I do not know its name and I call it Tao.”
Tao Te Ching, 26
Taoism acknowledges that the cyclical changes in the human body and the changing aspects of nature are intimately related. Through careful observation of the natural world and insights gained in deep meditative trance, the early Chinese sages developed the concept of yin-yang, opposing forces that complement each other and, through their interaction, give rise to the rest of the phenomenal world, or what the ancients called “the ten thousand things.” In this polarity, the male generative principle of yang is represented by the sun (day) and the heavens, and the female life-bearing powers of yin by the moon (night) and the earth. Their interplay creates the Five Elements (water, fire, wood, metal, earth), which are emblematic of the changing seasons, the four cardinal directions plus the center, the five senses, and much more. Likewise, Taoists relate the microcosm of the human body to the macrocosm of the world (earth, heavens, and underworld). Together, the opposing principles of yin-yang and the cyclical interplay of the five elements, along with the mirroring of the cosmos in the body, contain the essence of Chinese spirituality.

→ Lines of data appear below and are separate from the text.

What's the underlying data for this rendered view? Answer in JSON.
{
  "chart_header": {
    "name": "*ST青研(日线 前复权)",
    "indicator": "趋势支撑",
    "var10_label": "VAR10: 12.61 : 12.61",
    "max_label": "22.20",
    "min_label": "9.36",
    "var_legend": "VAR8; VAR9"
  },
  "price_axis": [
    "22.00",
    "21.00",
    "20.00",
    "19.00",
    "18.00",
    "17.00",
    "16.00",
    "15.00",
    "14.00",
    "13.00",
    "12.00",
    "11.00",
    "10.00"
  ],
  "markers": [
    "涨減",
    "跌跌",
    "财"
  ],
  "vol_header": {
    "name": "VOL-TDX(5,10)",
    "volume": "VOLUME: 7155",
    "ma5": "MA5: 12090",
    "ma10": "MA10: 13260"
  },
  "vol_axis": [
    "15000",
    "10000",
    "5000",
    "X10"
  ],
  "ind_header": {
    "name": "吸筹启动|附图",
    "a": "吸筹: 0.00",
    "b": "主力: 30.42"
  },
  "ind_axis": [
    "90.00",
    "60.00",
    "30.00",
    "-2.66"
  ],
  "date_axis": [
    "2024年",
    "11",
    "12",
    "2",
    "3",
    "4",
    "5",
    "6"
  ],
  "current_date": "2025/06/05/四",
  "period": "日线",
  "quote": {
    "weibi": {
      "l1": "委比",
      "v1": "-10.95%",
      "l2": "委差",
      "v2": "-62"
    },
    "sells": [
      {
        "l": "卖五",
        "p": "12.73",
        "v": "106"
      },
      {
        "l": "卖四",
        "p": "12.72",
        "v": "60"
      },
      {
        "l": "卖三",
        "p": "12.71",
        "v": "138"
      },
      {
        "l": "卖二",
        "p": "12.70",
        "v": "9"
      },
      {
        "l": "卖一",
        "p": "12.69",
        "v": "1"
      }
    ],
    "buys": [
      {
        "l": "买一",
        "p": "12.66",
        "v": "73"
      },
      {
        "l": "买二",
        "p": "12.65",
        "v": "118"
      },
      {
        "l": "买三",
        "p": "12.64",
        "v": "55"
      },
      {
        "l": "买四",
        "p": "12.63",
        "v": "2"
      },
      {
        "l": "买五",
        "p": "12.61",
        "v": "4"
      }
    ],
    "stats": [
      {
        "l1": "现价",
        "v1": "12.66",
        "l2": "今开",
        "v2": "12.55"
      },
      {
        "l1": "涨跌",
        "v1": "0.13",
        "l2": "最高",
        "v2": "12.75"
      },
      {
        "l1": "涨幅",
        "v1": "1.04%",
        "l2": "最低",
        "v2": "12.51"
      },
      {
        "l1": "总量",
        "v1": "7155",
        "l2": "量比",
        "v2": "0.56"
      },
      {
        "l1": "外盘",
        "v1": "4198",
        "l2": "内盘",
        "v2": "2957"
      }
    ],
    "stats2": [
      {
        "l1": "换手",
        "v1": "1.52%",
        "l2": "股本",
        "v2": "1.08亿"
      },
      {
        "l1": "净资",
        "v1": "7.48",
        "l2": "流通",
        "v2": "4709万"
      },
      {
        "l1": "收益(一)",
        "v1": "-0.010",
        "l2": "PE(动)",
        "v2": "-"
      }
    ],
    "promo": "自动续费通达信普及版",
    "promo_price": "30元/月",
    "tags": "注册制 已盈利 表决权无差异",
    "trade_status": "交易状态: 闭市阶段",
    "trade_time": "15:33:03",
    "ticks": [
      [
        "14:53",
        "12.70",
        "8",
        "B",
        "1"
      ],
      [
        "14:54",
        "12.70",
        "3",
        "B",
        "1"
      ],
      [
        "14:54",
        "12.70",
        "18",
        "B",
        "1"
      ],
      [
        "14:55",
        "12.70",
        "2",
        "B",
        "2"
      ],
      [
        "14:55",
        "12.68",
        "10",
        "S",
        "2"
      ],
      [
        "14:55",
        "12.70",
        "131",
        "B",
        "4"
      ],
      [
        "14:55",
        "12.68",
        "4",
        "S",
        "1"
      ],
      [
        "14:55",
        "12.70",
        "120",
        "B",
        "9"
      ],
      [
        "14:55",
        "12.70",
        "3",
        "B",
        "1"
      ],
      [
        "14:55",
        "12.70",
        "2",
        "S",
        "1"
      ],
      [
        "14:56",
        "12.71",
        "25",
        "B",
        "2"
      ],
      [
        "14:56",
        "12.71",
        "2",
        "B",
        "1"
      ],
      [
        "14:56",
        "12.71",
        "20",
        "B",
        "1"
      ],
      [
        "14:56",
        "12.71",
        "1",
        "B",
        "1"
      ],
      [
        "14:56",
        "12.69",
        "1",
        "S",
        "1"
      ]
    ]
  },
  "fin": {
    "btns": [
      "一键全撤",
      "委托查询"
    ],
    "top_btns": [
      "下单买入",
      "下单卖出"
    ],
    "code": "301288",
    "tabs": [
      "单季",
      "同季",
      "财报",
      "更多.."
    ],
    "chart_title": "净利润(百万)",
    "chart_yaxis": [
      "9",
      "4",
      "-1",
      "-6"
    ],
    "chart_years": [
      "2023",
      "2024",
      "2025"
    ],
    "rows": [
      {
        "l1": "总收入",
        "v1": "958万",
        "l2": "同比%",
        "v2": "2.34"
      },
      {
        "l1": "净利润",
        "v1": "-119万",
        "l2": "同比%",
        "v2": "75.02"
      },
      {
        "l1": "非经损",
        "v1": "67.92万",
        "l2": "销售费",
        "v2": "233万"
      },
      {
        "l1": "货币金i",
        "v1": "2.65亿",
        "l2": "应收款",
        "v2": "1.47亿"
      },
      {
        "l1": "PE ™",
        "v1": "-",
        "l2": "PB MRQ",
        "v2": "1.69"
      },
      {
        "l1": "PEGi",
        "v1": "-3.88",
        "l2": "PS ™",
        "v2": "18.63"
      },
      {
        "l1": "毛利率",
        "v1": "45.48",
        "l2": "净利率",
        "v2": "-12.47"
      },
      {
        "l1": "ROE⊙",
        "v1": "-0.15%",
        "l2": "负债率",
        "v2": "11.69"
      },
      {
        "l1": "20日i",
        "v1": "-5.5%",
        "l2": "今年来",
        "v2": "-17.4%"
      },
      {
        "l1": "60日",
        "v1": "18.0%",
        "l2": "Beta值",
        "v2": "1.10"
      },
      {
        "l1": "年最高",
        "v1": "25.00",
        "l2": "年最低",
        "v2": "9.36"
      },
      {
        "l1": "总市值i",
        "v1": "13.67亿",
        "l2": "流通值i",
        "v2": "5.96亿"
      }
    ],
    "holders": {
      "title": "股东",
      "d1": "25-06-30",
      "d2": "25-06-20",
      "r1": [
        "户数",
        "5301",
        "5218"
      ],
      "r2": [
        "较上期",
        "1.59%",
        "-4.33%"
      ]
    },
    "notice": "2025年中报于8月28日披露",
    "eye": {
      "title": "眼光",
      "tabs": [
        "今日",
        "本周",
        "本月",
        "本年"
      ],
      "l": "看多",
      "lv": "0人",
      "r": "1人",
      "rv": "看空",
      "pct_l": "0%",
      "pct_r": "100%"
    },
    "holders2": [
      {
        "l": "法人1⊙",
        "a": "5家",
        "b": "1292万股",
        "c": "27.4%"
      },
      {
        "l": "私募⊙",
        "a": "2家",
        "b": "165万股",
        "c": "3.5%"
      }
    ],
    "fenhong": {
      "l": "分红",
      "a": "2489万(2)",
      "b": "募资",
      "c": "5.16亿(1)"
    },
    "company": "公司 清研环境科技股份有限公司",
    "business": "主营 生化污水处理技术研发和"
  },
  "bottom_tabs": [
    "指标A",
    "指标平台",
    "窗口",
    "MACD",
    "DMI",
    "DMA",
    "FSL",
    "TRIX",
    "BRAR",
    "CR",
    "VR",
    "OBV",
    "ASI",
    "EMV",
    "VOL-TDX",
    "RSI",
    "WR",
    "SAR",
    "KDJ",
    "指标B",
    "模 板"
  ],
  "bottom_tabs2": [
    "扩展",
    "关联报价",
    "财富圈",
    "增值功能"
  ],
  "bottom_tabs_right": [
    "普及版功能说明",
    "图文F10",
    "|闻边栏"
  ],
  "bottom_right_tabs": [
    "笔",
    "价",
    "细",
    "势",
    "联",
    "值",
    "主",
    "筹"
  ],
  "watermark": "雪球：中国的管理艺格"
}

These basic principles, however, have manifested over many centuries in a bewildering array of Taoist schools and practices, and were further modified by contact with Buddhist missionaries from India. As a practice, Taoism became organized in the 4th and 3rd centuries BCE, based on the writings of two men. The Tao Te Ching is usually attributed to Lao-tzu, who is said to have been born around 600 BCE, but whose dates are uncertain and whose authorship of the book has been questioned. There is even a story, perhaps apocryphal, that Lao-tzu once met with Confucius, who lived between 551 and 479. Lao-tzu’s work was commented on and expanded by Chuang-tzu (c. 369-286 BCE), who was also a critic of Confucius.
Taoists themselves insist that these principles derive from the oral teachings of sages as far back in history as 5000 years ago, which would make Taoism at least as old as Vedic Hinduism. Whether the early Taoists were influenced by migrating Indian sages or discovered similar insights in their own pursuit of meditative states is less important than understanding that Taoism developed along different lines from the Indian traditions. It has certain aspects in common with those traditions, yet is distinctively Chinese. In turn it exerted a major influence on Buddhism as that Indian-born religion passed through China on its way East.